Economie

François Hollande, droit dans ses bottes

Pascal Gateaud , , , ,

Publié le

Alors que les principaux indicateurs économiques sont au rouge, le Président de la République maintient le cap de sa politique de l'offre. A l’en croire, il n'y a pas d'alternative crédible.

François Hollande, droit dans ses bottes © Pascal Guittet - L'Usine Nouvelle

Faut-il paraphraser l’ancien Premier ministre Alain Juppé, qui avait un jour déclaré : "Je reste droit dans mes bottes et je ferai mon travail", ou plutôt Margaret Thatcher lorsqu’elle était Premier ministre du Royaume Uni, qui avait assuré : "There is no alternative" ? Sans doute un peu les deux... Prenant de court l’ensemble de la classe politique, François Hollande fait sa rentrée en déclarant qu’il ne compte pas changer de politique économique parce que c’est la seule possible.

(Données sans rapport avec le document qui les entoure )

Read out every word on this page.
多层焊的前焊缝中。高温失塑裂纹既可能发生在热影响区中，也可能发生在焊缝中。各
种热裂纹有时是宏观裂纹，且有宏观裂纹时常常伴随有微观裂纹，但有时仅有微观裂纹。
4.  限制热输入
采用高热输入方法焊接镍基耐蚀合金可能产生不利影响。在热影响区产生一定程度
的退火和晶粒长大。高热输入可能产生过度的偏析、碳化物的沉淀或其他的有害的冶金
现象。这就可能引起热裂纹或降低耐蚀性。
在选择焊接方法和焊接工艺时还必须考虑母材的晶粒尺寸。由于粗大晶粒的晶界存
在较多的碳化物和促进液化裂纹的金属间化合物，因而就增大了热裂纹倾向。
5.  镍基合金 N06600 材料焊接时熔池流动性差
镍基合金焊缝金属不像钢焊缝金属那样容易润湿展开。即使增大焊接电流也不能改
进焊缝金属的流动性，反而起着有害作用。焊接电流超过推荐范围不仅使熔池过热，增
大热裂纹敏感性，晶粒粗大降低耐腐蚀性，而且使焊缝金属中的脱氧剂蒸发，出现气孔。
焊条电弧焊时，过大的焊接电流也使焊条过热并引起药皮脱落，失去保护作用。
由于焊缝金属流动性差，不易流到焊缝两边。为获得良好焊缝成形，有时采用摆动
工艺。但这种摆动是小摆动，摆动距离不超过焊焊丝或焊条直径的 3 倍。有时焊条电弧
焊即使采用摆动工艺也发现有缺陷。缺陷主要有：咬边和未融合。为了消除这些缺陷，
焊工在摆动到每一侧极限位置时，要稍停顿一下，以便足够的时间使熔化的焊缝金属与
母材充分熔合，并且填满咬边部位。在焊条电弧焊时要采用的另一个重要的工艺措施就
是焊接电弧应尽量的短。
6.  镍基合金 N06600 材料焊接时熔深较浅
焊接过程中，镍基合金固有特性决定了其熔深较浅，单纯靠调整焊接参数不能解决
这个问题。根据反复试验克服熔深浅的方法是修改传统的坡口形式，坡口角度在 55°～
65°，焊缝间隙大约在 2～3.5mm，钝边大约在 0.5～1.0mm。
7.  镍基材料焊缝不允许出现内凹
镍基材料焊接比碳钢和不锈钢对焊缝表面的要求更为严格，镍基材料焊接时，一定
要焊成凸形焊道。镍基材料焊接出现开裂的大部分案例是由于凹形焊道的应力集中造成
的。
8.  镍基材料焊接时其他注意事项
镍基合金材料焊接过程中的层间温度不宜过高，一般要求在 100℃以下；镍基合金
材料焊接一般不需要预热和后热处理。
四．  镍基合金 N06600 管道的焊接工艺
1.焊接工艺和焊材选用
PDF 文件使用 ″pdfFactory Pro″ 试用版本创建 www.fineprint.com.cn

Dans une longue interview accordée au journal "Le Monde", le chef de l’Etat se montre inflexible. "L’objectif est clair : moderniser notre économie en améliorant la compétitivité et en soutenant l’investissement comme l’emploi. Aujourd’hui, ce n’est pas parce que la conjoncture est plus difficile en France et en Europe que nous devons y renoncer", assure-t-il. Plan de relance du logement, Assises de l’investissement pour inciter les établissements financiers à prêter davantage aux PME, projet de loi sur le pouvoir d’achat qui s’attaquera aux professions réglementées... Le président de la République - et cela lui sera reproché - annonce peu de mesures nouvelles à court terme, quand bien même le pacte de responsabilité mettra du temps à produire ses effets.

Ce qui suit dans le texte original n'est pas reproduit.